WT Microelectronics Co., Ltd. wurde 1993 gegründet und hat seinen Hauptsitz in Taipeh, Taiwan. Das taiwanesische Unternehmen ist einer der weltweit führenden und am schnellsten wachsenden Distributoren für Halbleiterkomponenten.
WT Microelectronics arbeitet mit mehr als 80 Lieferanten in allen wichtigen Technologiesegmenten zusammen, um weltweit einen breit gefächerten Kundenstamm von über 10.000 Kunden zu bedienen. Der Vertriebsschwerpunkt der Taiwanesen ist Südostasien. WT hat mehr als 50 Geschäftsstellen in China, Korea, Singapur, Indien, Thailand und Malaysia.
Im Geschäftsjahr 2022 erwirtschafteten die knapp 2.400 WT-Mitarbeiter einen Jahresumsatz von 19,2 Mrd. USD. Der operative Gewinn (EBIT) lag bei 401 Mio. USD und der Nettogewinn bei 256 Mio. USD.

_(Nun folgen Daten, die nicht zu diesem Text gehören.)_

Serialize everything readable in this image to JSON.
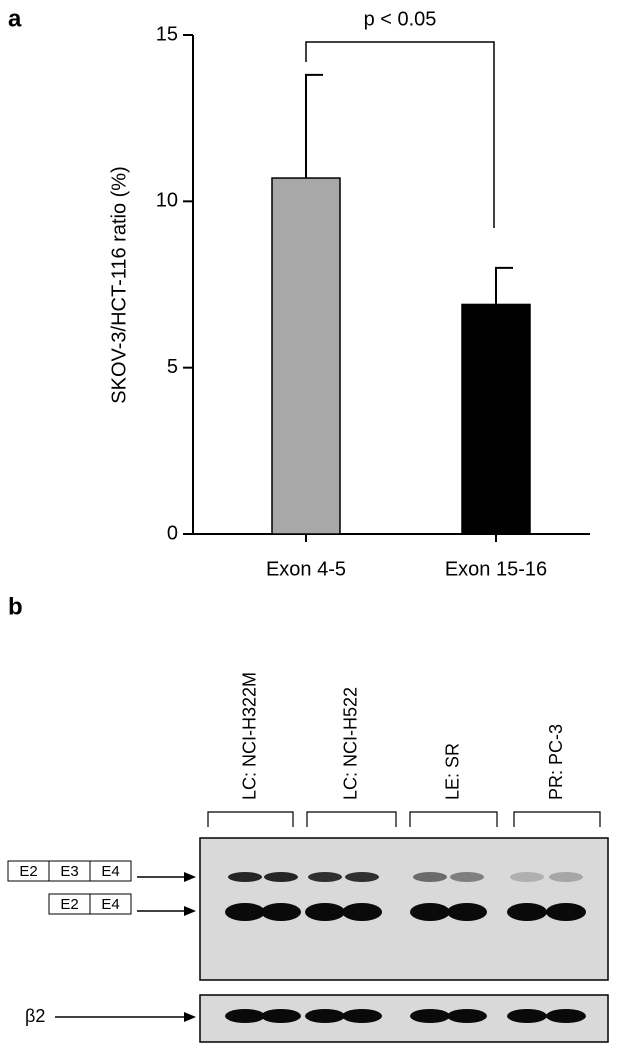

WT Microelectronics erhöht Reichweite
Durch die Übernahme der kanadischen Future Electronics baut WT Microelectronics seine globale Präsenz massiv aus. War das taiwanesische Unternehmen bisher vornehmlich in Südostasien aktiv, erweitert es seine Reichweite durch den Deal insbesondere in Nordamerika und Europa. Darüber hinaus erweitert WT durch die Transaktion auch sein Angebotsportfolio.
Ein Grund, warum der Vorstand von Future Electronics der Übernahme zugestimmt hat, liegt auch in einem Medienskandal. So wurde in kanadischen Medien Anfang des Jahres berichtet, dass der achtzigjährige Gründer und Mehrheitsaktionär von Future Electronics, Robert G. Miller, beschuldigt wurde, Sex mit Minderjährigen gehabt zu haben. Auch wenn Miller diesen Vorwürfen widersprochen hat, ist er im Februar als CEO zurückgetreten.
Laut Bloomberg bestätigte Jamie Singerman, Vizepräsident von Future, dass der Medienrummel um den ehemaligen Future Electronics-CEO Miller die Übernahme beschleunigt hat: „Um ehrlich zu sein, wurde aufgrund der jüngsten Nachrichten in den Medien die Entscheidung getroffen, das Unternehmen zu verkaufen.
So reagierte die Börse
Die Ankündigung der Übernahme kam bei den Anlegern in Fernost gut an. Der Kurs der WT Microelectronics-Aktie stieg an der Börse in Taipeh (TSEC) am 15.09.2023 um knapp 10% auf 80,60 New Taiwan Dollar.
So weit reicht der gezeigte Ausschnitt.